Тараканье царство оказалось сущим ГУЛАГом или ещё чем похуже. Все здесь было строго регламентировано и ритуализировано, и при этом держалось исключительно на тотальной системе взяток и доносов. Доносили все: брат на брата, кум на свата, отец на сына, сын на отца. Гоше постоянно кто-то шептал на ухо против кого-то, в то время как советники доносили открыто и с явной пользой для себя. Карательные меры следовали незамедлительно: в основном, провинившихся съедали или изгоняли прочь. Все о чем мечтал каждый таракан – это заложить своего соседа и получить за счет него больше жратвы и власти. На удивление, такая жуткая система была сверхустойчива и держалась уже бесчисленную смену поколений.
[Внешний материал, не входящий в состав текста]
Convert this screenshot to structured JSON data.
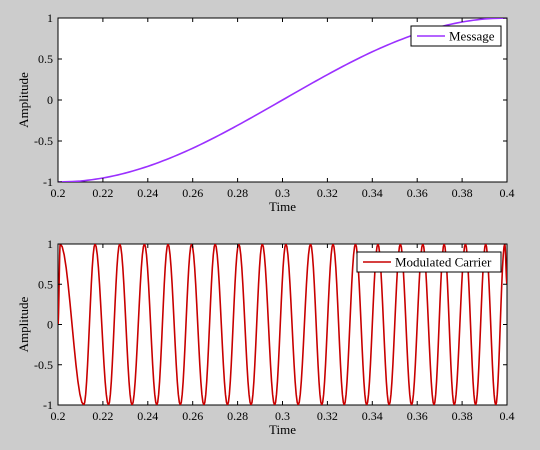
{
  "chart_data": [
    {
      "type": "line",
      "xlabel": "Time",
      "ylabel": "Amplitude",
      "xlim": [
        0.2,
        0.4
      ],
      "ylim": [
        -1,
        1
      ],
      "xticks": [
        0.2,
        0.22,
        0.24,
        0.26,
        0.28,
        0.3,
        0.32,
        0.34,
        0.36,
        0.38,
        0.4
      ],
      "yticks": [
        -1,
        -0.5,
        0,
        0.5,
        1
      ],
      "xtick_labels": [
        "0.2",
        "0.22",
        "0.24",
        "0.26",
        "0.28",
        "0.3",
        "0.32",
        "0.34",
        "0.36",
        "0.38",
        "0.4"
      ],
      "ytick_labels": [
        "-1",
        "-0.5",
        "0",
        "0.5",
        "1"
      ],
      "legend_position": "top-right",
      "grid": false,
      "series": [
        {
          "name": "Message",
          "color": "#9b30ff",
          "x": [
            0.2,
            0.21,
            0.22,
            0.23,
            0.24,
            0.25,
            0.26,
            0.27,
            0.28,
            0.29,
            0.3,
            0.31,
            0.32,
            0.33,
            0.34,
            0.35,
            0.36,
            0.37,
            0.38,
            0.39,
            0.4
          ],
          "y": [
            -1.0,
            -0.988,
            -0.951,
            -0.891,
            -0.809,
            -0.707,
            -0.588,
            -0.454,
            -0.309,
            -0.156,
            0.0,
            0.156,
            0.309,
            0.454,
            0.588,
            0.707,
            0.809,
            0.891,
            0.951,
            0.988,
            1.0
          ]
        }
      ]
    },
    {
      "type": "line",
      "xlabel": "Time",
      "ylabel": "Amplitude",
      "xlim": [
        0.2,
        0.4
      ],
      "ylim": [
        -1,
        1
      ],
      "xticks": [
        0.2,
        0.22,
        0.24,
        0.26,
        0.28,
        0.3,
        0.32,
        0.34,
        0.36,
        0.38,
        0.4
      ],
      "yticks": [
        -1,
        -0.5,
        0,
        0.5,
        1
      ],
      "xtick_labels": [
        "0.2",
        "0.22",
        "0.24",
        "0.26",
        "0.28",
        "0.3",
        "0.32",
        "0.34",
        "0.36",
        "0.38",
        "0.4"
      ],
      "ytick_labels": [
        "-1",
        "-0.5",
        "0",
        "0.5",
        "1"
      ],
      "legend_position": "top-right",
      "grid": false,
      "series": [
        {
          "name": "Modulated Carrier",
          "color": "#c80000",
          "x": [
            0.2,
            0.201,
            0.2115,
            0.2165,
            0.2225,
            0.2275,
            0.233,
            0.2385,
            0.244,
            0.249,
            0.2545,
            0.2595,
            0.265,
            0.27,
            0.2755,
            0.2805,
            0.286,
            0.291,
            0.2965,
            0.3015,
            0.307,
            0.3125,
            0.3175,
            0.3225,
            0.3275,
            0.3325,
            0.3375,
            0.3425,
            0.3475,
            0.3525,
            0.3575,
            0.3625,
            0.3675,
            0.372,
            0.3765,
            0.3815,
            0.386,
            0.3905,
            0.395,
            0.399,
            0.4
          ],
          "y": [
            0,
            1,
            -1,
            1,
            -1,
            1,
            -1,
            1,
            -1,
            1,
            -1,
            1,
            -1,
            1,
            -1,
            1,
            -1,
            1,
            -1,
            1,
            -1,
            1,
            -1,
            1,
            -1,
            1,
            -1,
            1,
            -1,
            1,
            -1,
            1,
            -1,
            1,
            -1,
            1,
            -1,
            1,
            -1,
            1,
            0.5
          ]
        }
      ]
    }
  ]
}
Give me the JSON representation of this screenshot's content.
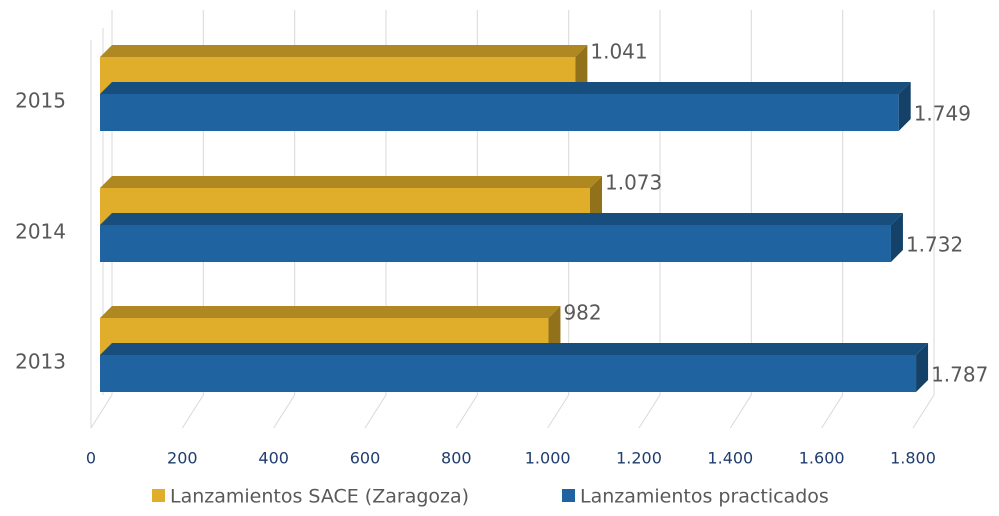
{
  "chart_data": {
    "type": "bar3d_horizontal",
    "categories": [
      "2013",
      "2014",
      "2015"
    ],
    "series": [
      {
        "name": "Lanzamientos SACE (Zaragoza)",
        "color": "#e0ae2a",
        "values": [
          982,
          1073,
          1041
        ],
        "value_labels": [
          "982",
          "1.073",
          "1.041"
        ]
      },
      {
        "name": "Lanzamientos practicados",
        "color": "#1f64a0",
        "values": [
          1787,
          1732,
          1749
        ],
        "value_labels": [
          "1.787",
          "1.732",
          "1.749"
        ]
      }
    ],
    "xlim": [
      0,
      1800
    ],
    "xticks": [
      0,
      200,
      400,
      600,
      800,
      {
        "value": 1000,
        "label": "1.000"
      },
      {
        "value": 1200,
        "label": "1.200"
      },
      {
        "value": 1400,
        "label": "1.400"
      },
      {
        "value": 1600,
        "label": "1.600"
      },
      {
        "value": 1800,
        "label": "1.800"
      }
    ],
    "grid": true,
    "legend": "bottom"
  }
}
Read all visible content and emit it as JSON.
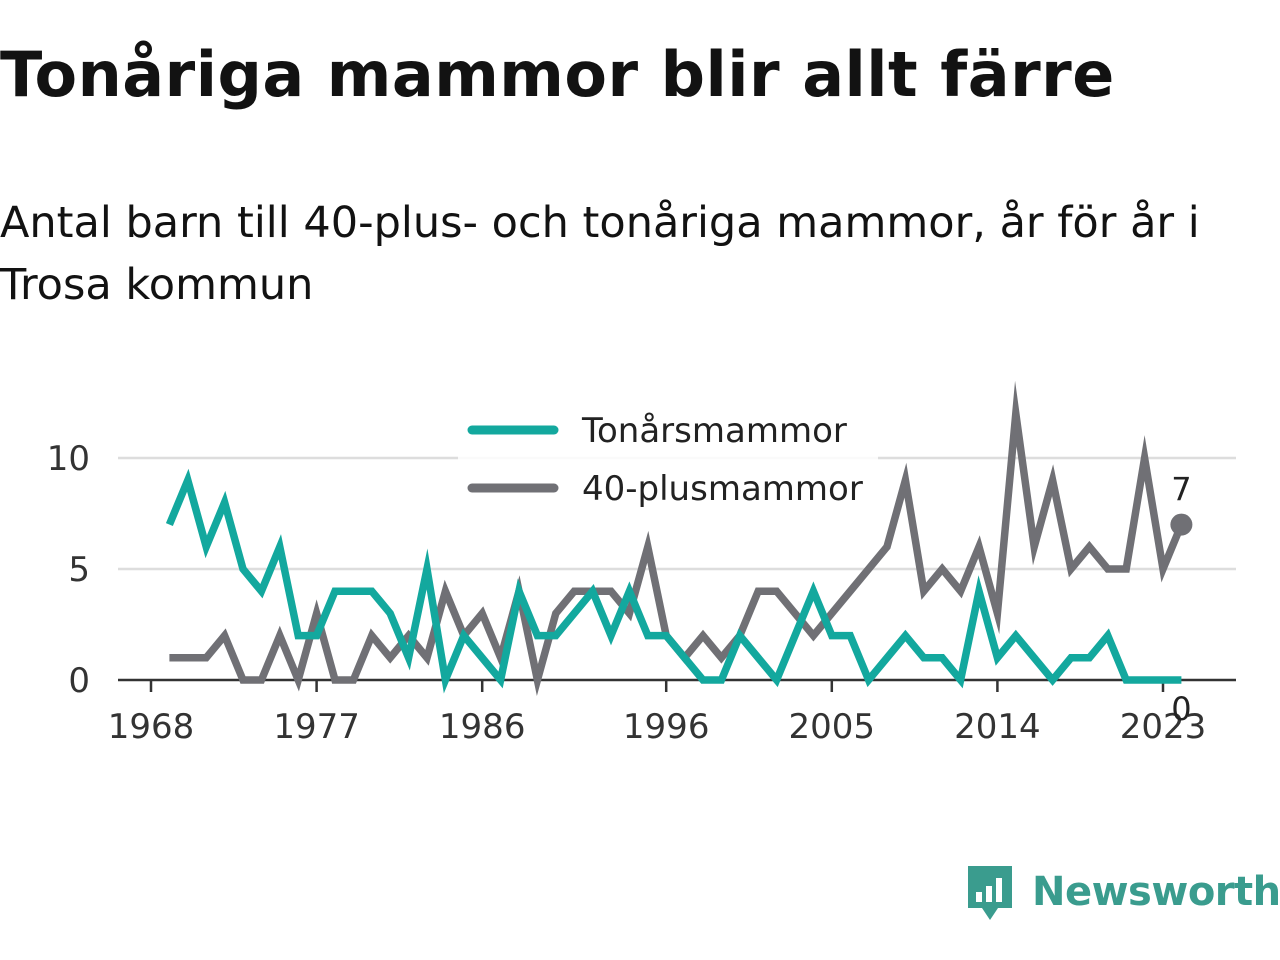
{
  "title": "Tonåriga mammor blir allt färre",
  "subtitle": "Antal barn till 40-plus- och tonåriga mammor, år för år i Trosa kommun",
  "brand": {
    "name": "Newsworthy",
    "icon": "bar-chart-speech-bubble-icon",
    "color": "#3a9c8e"
  },
  "chart_data": {
    "type": "line",
    "x": [
      1969,
      1970,
      1971,
      1972,
      1973,
      1974,
      1975,
      1976,
      1977,
      1978,
      1979,
      1980,
      1981,
      1982,
      1983,
      1984,
      1985,
      1986,
      1987,
      1988,
      1989,
      1990,
      1991,
      1992,
      1993,
      1994,
      1995,
      1996,
      1997,
      1998,
      1999,
      2000,
      2001,
      2002,
      2003,
      2004,
      2005,
      2006,
      2007,
      2008,
      2009,
      2010,
      2011,
      2012,
      2013,
      2014,
      2015,
      2016,
      2017,
      2018,
      2019,
      2020,
      2021,
      2022,
      2023,
      2024
    ],
    "series": [
      {
        "name": "Tonårsmammor",
        "color": "#13a89e",
        "values": [
          7,
          9,
          6,
          8,
          5,
          4,
          6,
          2,
          2,
          4,
          4,
          4,
          3,
          1,
          5,
          0,
          2,
          1,
          0,
          4,
          2,
          2,
          3,
          4,
          2,
          4,
          2,
          2,
          1,
          0,
          0,
          2,
          1,
          0,
          2,
          4,
          2,
          2,
          0,
          1,
          2,
          1,
          1,
          0,
          4,
          1,
          2,
          1,
          0,
          1,
          1,
          2,
          0,
          0,
          0,
          0
        ]
      },
      {
        "name": "40-plusmammor",
        "color": "#707075",
        "values": [
          1,
          1,
          1,
          2,
          0,
          0,
          2,
          0,
          3,
          0,
          0,
          2,
          1,
          2,
          1,
          4,
          2,
          3,
          1,
          4,
          0,
          3,
          4,
          4,
          4,
          3,
          6,
          2,
          1,
          2,
          1,
          2,
          4,
          4,
          3,
          2,
          3,
          4,
          5,
          6,
          9,
          4,
          5,
          4,
          6,
          3,
          12,
          6,
          9,
          5,
          6,
          5,
          5,
          10,
          5,
          7
        ]
      }
    ],
    "x_ticks": [
      "1968",
      "1977",
      "1986",
      "1996",
      "2005",
      "2014",
      "2023"
    ],
    "y_ticks": [
      "0",
      "5",
      "10"
    ],
    "end_labels": {
      "40-plusmammor": "7",
      "Tonårsmammor": "0"
    },
    "ylim": [
      0,
      12
    ],
    "grid": true,
    "legend_position": "top-center"
  }
}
Казненные восполнялись новыми рядами, еды всегда хватало, хотя, как вскоре понял Гоша, квартира теперь редко посещалась людьми.
Нельзя, впрочем, говорить, что Гоша совсем ничего не чувствовал из тех эмоций, что принято называть человеческими. Сначала он ощущал тревогу и страх, затем тоску и тревогу, позже вновь тоску и апатию. Быть тараканом не сложно, если ты хочешь им быть. Но Гоша не хотел. Он чувствовал, как уходит, тает его сознание, замещаясь тупой самодовольностью тараканьего инстинкта. Воля, и в нормальной жизни редко проявляемая, здесь сникла совсем, утратив всякий голос и силу. Временами Гоша цепенел, замирал на полпути к логову или источникам влаги, и тогда даже писк наушничающих прусаков не мог вырвать его из этого летаргического ступора. Гошу охватывали какие-то тени, неясные голоса скользили внутри него, затем перед его внутренним взором возникала огромная и печальная голова Миши, и тогда он вздрагивал и что есть силы семенил в укрытие, ибо знал, что это человек и его надо бояться. А почему надо было бояться этого человека с огромной головой, Гоша не ведал.
В какой-то момент Гоша понял, что ещё день-другой и он окончательно и бесповоротно превратится в настоящего таракана, мерзкую членистоногую тварь, полностью забудет, кто он на самом деле, забудет друзей и родителей, свое прошлое и настоящее. Это была даже не мысль (человечьих мыслей у Гоши уже не осталось), а скорее пароксизм мысли, судорога сознания, умирающего в тесной хитиновой оболочке. И вместе с тем пришла воля – разумеется, уже не та жалкая воля, которую Гоша так и не взрастил в себе, будучи человеком, но терпкий звериный инстинкт выживания, который когда-то бросал горстку перволюдей на стадо мамонтов. Да, на какое-то время внутри Гоши инстинкт зверя-человека взял верх над инстинктом зверя-таракана – это была, конечно, Пиррова победа, временный реванш перед окончательной сдачей всех позиций, но он привел к Решению, единственно возможному и необходимому в чудовищном казусе Гоши.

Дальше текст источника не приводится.